I am a German national and UK Resident who receives income and capital gains from a partnership in the US (and therefore receives the K1s). Could you clarify whether these would be subject to taxation in the US?
If a non-US person receives K-1s from the US, they will have to file US tax returns to report that income.
We will be able to determine whether income from K-1 is taxable in the US or not when we see the forms. It depends on the type of partnership and income categories included.
Pension on FBAR? It is a final salary scheme pension and therefore has no stated value. So it is similar to a social security type pension. It currently pays me a sum of 1500 GBP every month and for the year 2017 I received 17,000 GBP.
I am confused on what to put for FBAR - I cannot give a value of the account, because there is not a value in this kind of pension and it is not in a classic bank account.
I've recently retired and superannuation rollover to new fund .. is the rollover considered a qualified rollover there for not taxable?
Rollover by definition is transfer of pension funds to the equivalent pension fund within the same country.
If you consolidate your Super plan to another Qualified Super plan this is not a taxable event.
If you make a transfer of any other kind (i.e. transfer your Super to the name of your spouse) - this is not a rollover.
If you transferred the plan into a US IRA for instance, or to a French pension fund, that would be taxable - see our article on moving pension plans. If you move within the country to the equivalent fund this is not taxable.
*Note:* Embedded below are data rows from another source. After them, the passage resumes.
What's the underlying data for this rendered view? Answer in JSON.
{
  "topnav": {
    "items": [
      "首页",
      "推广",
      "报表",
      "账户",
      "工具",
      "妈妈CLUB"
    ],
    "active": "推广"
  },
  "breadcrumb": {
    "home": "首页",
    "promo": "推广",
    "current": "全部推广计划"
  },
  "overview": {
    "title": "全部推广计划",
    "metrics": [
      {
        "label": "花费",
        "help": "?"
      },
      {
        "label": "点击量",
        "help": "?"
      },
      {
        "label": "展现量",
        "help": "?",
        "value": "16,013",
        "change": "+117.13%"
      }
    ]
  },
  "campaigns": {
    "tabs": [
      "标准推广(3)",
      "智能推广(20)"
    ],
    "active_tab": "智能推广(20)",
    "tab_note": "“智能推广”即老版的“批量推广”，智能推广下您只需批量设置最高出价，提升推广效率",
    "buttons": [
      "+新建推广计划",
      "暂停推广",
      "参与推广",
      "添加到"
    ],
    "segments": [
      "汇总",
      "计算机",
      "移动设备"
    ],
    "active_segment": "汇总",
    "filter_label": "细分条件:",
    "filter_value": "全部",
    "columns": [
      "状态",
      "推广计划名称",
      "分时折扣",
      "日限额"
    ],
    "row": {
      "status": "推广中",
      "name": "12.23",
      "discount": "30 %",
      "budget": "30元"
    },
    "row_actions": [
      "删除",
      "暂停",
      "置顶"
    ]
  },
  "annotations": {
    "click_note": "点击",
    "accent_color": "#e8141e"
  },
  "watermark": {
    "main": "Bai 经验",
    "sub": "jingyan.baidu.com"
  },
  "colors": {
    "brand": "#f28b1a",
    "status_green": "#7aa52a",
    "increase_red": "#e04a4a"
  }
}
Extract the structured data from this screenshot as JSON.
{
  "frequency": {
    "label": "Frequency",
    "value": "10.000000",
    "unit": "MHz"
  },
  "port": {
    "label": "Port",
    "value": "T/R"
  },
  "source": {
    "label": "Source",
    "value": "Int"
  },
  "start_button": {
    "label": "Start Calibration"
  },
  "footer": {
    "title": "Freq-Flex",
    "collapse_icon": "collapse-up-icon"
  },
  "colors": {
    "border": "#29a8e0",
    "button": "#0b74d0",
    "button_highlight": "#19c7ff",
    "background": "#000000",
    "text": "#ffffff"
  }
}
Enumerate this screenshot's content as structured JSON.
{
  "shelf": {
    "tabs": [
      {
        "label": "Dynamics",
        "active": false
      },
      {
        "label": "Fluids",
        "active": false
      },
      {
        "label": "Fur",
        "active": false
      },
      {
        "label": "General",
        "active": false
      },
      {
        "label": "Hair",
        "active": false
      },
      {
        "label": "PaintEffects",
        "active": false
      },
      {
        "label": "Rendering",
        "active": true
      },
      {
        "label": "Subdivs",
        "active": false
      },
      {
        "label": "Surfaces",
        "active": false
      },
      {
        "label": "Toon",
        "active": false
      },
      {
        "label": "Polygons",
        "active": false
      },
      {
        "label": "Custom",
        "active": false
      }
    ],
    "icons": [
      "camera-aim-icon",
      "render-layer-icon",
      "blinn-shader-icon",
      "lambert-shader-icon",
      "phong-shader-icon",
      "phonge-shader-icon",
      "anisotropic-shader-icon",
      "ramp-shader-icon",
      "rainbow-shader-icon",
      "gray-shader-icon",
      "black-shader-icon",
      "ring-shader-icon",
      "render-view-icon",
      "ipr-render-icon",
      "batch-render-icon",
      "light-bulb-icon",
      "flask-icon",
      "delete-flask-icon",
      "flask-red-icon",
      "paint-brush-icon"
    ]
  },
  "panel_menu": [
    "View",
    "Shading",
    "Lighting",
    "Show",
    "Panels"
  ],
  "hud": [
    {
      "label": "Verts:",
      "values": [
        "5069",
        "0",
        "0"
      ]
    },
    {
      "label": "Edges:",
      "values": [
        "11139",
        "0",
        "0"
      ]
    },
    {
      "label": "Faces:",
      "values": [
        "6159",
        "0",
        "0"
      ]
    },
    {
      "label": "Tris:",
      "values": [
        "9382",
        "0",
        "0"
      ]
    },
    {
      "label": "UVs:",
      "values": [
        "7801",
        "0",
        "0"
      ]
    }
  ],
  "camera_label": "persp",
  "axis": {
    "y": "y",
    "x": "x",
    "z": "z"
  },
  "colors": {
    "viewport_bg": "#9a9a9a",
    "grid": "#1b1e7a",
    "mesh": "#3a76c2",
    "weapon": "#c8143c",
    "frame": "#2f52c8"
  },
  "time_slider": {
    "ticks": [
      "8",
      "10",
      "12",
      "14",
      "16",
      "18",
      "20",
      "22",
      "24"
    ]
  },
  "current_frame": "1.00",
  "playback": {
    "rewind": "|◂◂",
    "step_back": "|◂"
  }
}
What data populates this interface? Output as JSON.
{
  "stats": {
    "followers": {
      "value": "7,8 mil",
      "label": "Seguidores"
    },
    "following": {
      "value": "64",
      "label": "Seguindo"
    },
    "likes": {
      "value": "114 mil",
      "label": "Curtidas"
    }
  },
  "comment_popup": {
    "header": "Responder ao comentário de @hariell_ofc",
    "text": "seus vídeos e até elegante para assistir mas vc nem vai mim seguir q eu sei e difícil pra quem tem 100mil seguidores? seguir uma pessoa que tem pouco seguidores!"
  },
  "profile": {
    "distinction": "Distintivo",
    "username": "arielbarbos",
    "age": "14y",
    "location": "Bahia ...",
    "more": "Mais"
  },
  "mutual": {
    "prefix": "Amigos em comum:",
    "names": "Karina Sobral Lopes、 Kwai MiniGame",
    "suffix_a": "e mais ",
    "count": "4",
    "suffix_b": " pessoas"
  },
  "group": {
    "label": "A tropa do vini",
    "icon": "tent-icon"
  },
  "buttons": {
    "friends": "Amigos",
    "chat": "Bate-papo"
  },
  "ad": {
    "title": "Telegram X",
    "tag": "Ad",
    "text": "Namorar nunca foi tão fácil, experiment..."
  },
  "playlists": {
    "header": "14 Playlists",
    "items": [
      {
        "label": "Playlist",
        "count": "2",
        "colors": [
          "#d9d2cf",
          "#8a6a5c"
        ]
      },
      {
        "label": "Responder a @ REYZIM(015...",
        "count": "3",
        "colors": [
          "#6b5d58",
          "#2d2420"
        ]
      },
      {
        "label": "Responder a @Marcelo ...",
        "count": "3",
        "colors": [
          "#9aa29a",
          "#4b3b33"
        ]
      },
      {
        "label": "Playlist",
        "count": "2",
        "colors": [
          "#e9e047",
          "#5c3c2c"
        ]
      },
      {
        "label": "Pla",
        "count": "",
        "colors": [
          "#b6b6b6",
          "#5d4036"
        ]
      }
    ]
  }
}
I am always cautious about how many days I spend in the USA, so that I don’t go over 35 in a 12-month period by mistake. But, I have just been reading about this Bona Fide Foreign Resident Status/Test? The truth is that I left the USA in 1992 to live with my British partner in the UK - and have lived, worked and paid taxes in the UK ever since. So, I am really very well and truly a British resident and even have a British passport - and have no plans to return to the USA to live? So do I still need to worry about the Physical Presence Test, e.g if I want to visit a bit more often to see my (ageing) parents??
Yep - if you meet the Bonafide test, you can go over the 35 days. Note, however, that the judgment of BF is subjective as opposed to PPT which is objective, so keep that in mind to spend too much time in the US (and if you work in the US, this will not be covered by the foreign earned income exclusion). Multiple visits to see the parents will not break the Bona Fide residence qualification.